February 2 2014 by Dale Buss
Mid-Market Company of the Week: Rush Group
When the cameras of the national media lingered on Andra Rush at President Obama’s State of the Union Address this week, the attention represented the culmination of the Native American entrepreneur’s remarkable story of success in building her industrial Rush Group from nothing to a nearly $900-million enterprise with a strong and ever-growing presence in auto-parts-manufacturing and shipping in the Detroit area.
The 49-year-old Rush bootstrapped the founding of Rush Trucking in 1984, at the age of 27, by maxing out credit cards and borrowing $5,000 from her parents to buy a van and two used pickups which she then began using to ferry small packages from the airport for General Motors and Ford. Quickly, she built Rush Trucking into a huge player in auto-parts transportation, and by last year had built it into a $120-million-plus enterprise that hires many Native Americans from reservations in Michigan.
But that wasn’t even what got the president’s attention. What did: Two years ago, Rush Group founded a joint venture, Detroit Manufacturing Systems, with French auto-parts supplier Faurecia, taking over a nearly $700-million book of interior-parts business from Ford. Now the company employs more than 700 people, and Rush has focused on hiring unemployed and underemployed Detroit residents.
“She dialed up what we call an American Job Center – places where folks can walk in to get the help or training they need to find a new job, or a better job,” Obama said about Rush in his 2014 State of the Union. “She was flooded with new workers.”
After the address, Rush said that she’ll continue push for favorable federal treatment of the kinds of people she’s hiring.
“I’m trying to learn and navigate how we access grants and tax credits so that I can continue to invest in our businesses and people,” Rush told Crain’s Detroit Business.
Yet, as Rush told Chief Executive in 2012, she’s dedicated to capitalist solutions. “We all feel frustration, and when you do, it’s easy to feel discontent” about America’s financial distress and economic stagnation. “But at the end of the day, the [U.S. system of free-market capitalism] has proved to be more reliable and more successful than anything else in the world.”

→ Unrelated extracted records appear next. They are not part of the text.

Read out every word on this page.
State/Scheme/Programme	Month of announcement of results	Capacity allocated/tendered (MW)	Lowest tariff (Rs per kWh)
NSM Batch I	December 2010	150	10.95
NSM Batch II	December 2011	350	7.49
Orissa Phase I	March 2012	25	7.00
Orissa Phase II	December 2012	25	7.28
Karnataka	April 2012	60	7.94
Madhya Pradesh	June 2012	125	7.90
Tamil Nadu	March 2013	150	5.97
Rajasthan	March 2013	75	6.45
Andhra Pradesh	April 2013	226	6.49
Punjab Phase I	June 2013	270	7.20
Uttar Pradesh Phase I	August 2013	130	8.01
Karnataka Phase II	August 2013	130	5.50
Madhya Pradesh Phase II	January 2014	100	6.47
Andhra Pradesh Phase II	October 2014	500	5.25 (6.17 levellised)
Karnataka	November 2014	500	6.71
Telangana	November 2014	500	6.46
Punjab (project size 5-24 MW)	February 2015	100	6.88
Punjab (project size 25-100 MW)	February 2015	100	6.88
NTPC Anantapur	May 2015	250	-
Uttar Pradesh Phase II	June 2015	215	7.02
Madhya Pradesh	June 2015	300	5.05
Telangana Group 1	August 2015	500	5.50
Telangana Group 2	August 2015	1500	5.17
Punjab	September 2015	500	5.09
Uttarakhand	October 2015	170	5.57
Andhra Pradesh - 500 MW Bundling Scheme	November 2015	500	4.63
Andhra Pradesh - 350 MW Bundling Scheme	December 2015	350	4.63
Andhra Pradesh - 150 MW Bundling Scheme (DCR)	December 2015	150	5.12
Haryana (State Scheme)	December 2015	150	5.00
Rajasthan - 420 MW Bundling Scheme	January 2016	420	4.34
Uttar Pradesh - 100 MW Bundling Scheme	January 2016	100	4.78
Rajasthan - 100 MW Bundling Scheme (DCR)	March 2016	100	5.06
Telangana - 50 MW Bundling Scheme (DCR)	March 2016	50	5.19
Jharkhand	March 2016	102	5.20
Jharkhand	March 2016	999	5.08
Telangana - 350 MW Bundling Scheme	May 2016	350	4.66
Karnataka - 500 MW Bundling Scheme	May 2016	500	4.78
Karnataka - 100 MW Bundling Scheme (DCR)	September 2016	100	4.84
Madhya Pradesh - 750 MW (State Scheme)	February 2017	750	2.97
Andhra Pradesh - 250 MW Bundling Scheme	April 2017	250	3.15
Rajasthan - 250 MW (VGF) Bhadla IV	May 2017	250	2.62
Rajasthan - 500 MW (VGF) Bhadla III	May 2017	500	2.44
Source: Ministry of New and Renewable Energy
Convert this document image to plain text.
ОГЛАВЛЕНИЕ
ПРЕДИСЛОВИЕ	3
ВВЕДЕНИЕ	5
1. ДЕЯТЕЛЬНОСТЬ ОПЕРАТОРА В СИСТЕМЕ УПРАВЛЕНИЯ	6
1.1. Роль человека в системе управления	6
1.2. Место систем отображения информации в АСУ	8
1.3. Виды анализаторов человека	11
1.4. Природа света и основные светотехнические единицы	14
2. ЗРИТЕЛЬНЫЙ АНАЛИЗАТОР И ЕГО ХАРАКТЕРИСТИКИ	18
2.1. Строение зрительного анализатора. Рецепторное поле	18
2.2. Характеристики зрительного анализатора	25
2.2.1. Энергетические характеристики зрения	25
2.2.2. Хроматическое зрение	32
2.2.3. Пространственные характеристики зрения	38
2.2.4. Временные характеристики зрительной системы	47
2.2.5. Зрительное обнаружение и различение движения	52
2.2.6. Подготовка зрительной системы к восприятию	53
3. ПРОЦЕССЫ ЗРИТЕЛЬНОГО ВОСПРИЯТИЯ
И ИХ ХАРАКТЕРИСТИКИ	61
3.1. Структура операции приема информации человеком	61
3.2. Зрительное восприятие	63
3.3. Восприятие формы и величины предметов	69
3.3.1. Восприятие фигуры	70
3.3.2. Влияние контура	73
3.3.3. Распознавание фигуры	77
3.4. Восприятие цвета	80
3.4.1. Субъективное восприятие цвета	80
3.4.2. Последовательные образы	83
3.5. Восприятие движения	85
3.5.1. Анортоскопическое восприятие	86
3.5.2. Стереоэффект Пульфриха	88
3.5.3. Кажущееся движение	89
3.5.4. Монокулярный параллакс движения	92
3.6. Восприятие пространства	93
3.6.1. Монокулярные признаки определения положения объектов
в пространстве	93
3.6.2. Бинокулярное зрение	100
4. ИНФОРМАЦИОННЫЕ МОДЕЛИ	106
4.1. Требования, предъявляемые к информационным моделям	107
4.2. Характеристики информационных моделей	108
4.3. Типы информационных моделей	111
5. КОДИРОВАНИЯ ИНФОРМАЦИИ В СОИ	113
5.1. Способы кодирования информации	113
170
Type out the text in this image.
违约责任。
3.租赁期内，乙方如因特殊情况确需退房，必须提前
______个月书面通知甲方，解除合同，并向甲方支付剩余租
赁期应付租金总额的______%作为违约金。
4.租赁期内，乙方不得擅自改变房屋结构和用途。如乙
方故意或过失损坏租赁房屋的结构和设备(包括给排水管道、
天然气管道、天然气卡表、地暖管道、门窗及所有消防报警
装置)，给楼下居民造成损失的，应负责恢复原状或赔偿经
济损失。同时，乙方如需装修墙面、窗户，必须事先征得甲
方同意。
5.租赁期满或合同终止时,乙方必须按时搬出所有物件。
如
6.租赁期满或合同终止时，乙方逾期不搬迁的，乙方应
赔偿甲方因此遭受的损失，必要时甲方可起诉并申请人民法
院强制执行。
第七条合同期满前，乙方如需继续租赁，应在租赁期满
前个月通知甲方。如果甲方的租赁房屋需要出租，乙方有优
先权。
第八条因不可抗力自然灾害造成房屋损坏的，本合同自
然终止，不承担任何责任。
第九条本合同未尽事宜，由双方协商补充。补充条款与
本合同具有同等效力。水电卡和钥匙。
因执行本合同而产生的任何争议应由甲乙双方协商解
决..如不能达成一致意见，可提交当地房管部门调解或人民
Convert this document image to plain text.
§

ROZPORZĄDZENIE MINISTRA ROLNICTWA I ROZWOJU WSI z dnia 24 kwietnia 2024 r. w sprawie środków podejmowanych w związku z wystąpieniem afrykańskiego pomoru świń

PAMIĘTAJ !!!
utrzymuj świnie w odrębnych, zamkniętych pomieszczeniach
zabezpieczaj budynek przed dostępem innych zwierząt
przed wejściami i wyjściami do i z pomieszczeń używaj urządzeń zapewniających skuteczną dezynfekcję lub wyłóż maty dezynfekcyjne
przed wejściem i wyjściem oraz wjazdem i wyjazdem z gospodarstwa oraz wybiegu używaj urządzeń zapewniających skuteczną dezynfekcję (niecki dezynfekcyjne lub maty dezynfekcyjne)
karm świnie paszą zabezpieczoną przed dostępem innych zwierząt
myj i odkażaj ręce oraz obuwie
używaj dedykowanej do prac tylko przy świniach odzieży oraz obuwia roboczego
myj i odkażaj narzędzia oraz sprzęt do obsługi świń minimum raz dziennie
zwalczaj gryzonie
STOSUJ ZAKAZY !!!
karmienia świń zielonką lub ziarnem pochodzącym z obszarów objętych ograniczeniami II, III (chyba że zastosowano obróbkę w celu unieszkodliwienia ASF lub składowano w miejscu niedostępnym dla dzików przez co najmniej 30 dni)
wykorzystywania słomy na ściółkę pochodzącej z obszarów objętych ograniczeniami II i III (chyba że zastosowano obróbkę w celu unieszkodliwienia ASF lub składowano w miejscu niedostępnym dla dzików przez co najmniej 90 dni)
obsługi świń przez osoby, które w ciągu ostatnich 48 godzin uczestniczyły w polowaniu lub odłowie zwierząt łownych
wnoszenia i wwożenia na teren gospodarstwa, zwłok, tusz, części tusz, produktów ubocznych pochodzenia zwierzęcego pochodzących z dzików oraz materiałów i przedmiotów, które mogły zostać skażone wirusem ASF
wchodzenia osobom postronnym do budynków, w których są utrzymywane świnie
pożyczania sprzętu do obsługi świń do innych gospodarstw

Rush Group / CEO: Andra Rush
Size: About 1,200 employees in two main companies, Rush Trucking and Detroit Manufacturing Systems, totaling nearly $900 million in annual revenues.
Location: Wayne, Mich.
Goal: These days, Rush is focused on creating “long-term, sustainable jobs … in underserved areas,” as highlighted in Obama’s speech. “I look for the win, win, win. You can call it a dream; I call it an opportunity.”
Fact: For many years, Andra Rush put up with doubts that she had been responsible for building Rush Trucking. “People imagined that the business was run by my dad or my boyfriend,” she told Reader’s Digest. “I had to say, ‘No, the business is me!’”
Unique: Rush Group is the largest U.S. company owned by a Native American.